Our final tip concerns using the no goalscorer market to your advantage. In a sense this is more of a tip for correct score bettors. 0-0 in the correct score market and no goalscorer in the FGS odds are quite often available at the same price. If this is the case and you fancy the game to finish in a bore draw, then backing no goalscorer is by far the better option.

Use the FGS odds to your advantage and this way, if the game ends 1-0 but the goal was an own goal you’ll still win, whilst your less savvy betting friends may have backed 0-0 and will be bemoaning their luck.

Last Goalscorer

Last goalscorer betting is quite similar to first goalscorer wagering but – sorry, again no prizes – instead you are betting on who will score the last goal of the game.

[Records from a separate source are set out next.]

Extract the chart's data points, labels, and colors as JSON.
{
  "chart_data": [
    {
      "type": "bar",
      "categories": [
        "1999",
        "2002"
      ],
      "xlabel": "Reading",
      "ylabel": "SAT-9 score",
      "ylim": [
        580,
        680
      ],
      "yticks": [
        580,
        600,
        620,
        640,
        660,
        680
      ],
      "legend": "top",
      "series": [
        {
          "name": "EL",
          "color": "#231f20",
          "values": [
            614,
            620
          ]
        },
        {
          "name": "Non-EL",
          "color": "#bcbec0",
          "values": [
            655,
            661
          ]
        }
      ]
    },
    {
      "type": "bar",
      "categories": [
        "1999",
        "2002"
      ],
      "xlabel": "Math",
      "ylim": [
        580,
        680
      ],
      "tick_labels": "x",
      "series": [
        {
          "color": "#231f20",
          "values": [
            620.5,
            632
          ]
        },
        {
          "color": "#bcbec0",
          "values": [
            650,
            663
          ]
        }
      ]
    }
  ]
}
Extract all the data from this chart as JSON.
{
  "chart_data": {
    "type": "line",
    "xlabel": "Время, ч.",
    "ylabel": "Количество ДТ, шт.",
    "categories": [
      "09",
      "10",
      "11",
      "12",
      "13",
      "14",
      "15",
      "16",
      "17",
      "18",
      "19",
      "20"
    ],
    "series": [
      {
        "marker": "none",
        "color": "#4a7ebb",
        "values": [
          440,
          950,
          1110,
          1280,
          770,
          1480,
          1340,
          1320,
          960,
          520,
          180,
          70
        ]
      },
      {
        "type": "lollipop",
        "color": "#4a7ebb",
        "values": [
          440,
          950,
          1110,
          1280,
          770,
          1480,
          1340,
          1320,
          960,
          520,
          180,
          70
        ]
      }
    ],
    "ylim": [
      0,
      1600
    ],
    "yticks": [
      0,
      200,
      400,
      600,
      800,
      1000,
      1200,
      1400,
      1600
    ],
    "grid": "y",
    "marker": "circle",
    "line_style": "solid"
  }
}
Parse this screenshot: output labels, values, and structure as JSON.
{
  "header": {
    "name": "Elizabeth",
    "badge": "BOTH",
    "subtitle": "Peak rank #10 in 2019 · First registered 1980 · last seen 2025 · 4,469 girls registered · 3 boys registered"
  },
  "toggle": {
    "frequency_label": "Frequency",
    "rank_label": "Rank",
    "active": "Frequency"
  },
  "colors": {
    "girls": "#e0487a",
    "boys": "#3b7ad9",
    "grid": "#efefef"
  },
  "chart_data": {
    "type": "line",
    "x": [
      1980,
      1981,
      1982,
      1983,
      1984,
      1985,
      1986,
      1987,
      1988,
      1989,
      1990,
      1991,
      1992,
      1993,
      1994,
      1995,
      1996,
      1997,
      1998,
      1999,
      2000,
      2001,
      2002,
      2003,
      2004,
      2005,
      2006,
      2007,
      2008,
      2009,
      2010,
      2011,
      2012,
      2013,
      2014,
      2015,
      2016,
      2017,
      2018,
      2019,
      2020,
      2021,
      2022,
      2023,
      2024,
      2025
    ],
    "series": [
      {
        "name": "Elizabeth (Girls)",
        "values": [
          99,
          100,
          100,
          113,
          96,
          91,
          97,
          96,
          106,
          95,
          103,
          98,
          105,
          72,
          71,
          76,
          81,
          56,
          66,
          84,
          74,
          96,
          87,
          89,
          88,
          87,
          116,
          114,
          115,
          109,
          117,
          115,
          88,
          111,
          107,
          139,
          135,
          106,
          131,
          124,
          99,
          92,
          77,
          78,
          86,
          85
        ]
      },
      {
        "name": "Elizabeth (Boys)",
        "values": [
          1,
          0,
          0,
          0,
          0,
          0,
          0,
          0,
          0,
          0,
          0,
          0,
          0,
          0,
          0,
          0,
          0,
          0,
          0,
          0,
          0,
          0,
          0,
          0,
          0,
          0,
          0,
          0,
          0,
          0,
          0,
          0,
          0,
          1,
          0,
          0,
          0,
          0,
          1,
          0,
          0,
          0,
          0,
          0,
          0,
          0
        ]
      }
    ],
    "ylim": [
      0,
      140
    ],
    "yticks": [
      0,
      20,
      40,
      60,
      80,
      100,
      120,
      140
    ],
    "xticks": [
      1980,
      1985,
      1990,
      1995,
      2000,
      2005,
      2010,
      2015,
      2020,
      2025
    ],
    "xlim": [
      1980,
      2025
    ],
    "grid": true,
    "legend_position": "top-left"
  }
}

The odds on first and last scorer are often the same and essentially the terms of the bet are also identical.

That means that only 90 minutes count, own goals are discounted (so if the last goal in the game is an OG it will be the penultimate strike – assuming that isn’t also an own goal – that is used for settling last scorer bets) and bets on players who don’t play are voided. Equally it will be the official decision on who scored that is used to settle these bets.

The only difference is with regards to players who are substituted. Bets will stand on any player who plays any time at all during the game for last goal purposes. As such, if your player is taken off with the game at 0-0, even if that is due to a first minute injury, your bet will stand and, unfortunately, lose.

From a strategy perspective, it’s important with last scorer odds to choose a player who is likely to play the full game. A striker returning from injury or an older player who usually only plays the first hour or so clearly has less chance of scoring the last goal.

Similarly a fast striker who is often used from the bench against a tiring defence may offer great value, whilst players who often score on the counter may also prove good options when it comes to last goalscorer betting.

Anytime Goalscorer

Anytime goalscorer betting is another similar option, although the odds in this market will be significantly shorter than in either first or last goalscorer wagers. As the name suggests, this is a bet on a player to score at any time during the game. Because they don’t need to be the first or last scorer their chances of success are clearly higher, hence the shorter odds. As a very rough example, where a player’s FGS odds are 4/1 or 5/1 you might expect to find anytime scorer odds closer to the 6/4 mark.

Again, most of the rules are the same and that means that, despite the “anytime” title, goals scored in extra time or during a penalty shootout won’t count. When it comes to time on the pitch the rules differ from first scorer but are the same as anytime scorer. In short, if a player doesn’t get any game time the bet is voided; if they do, the bet stands.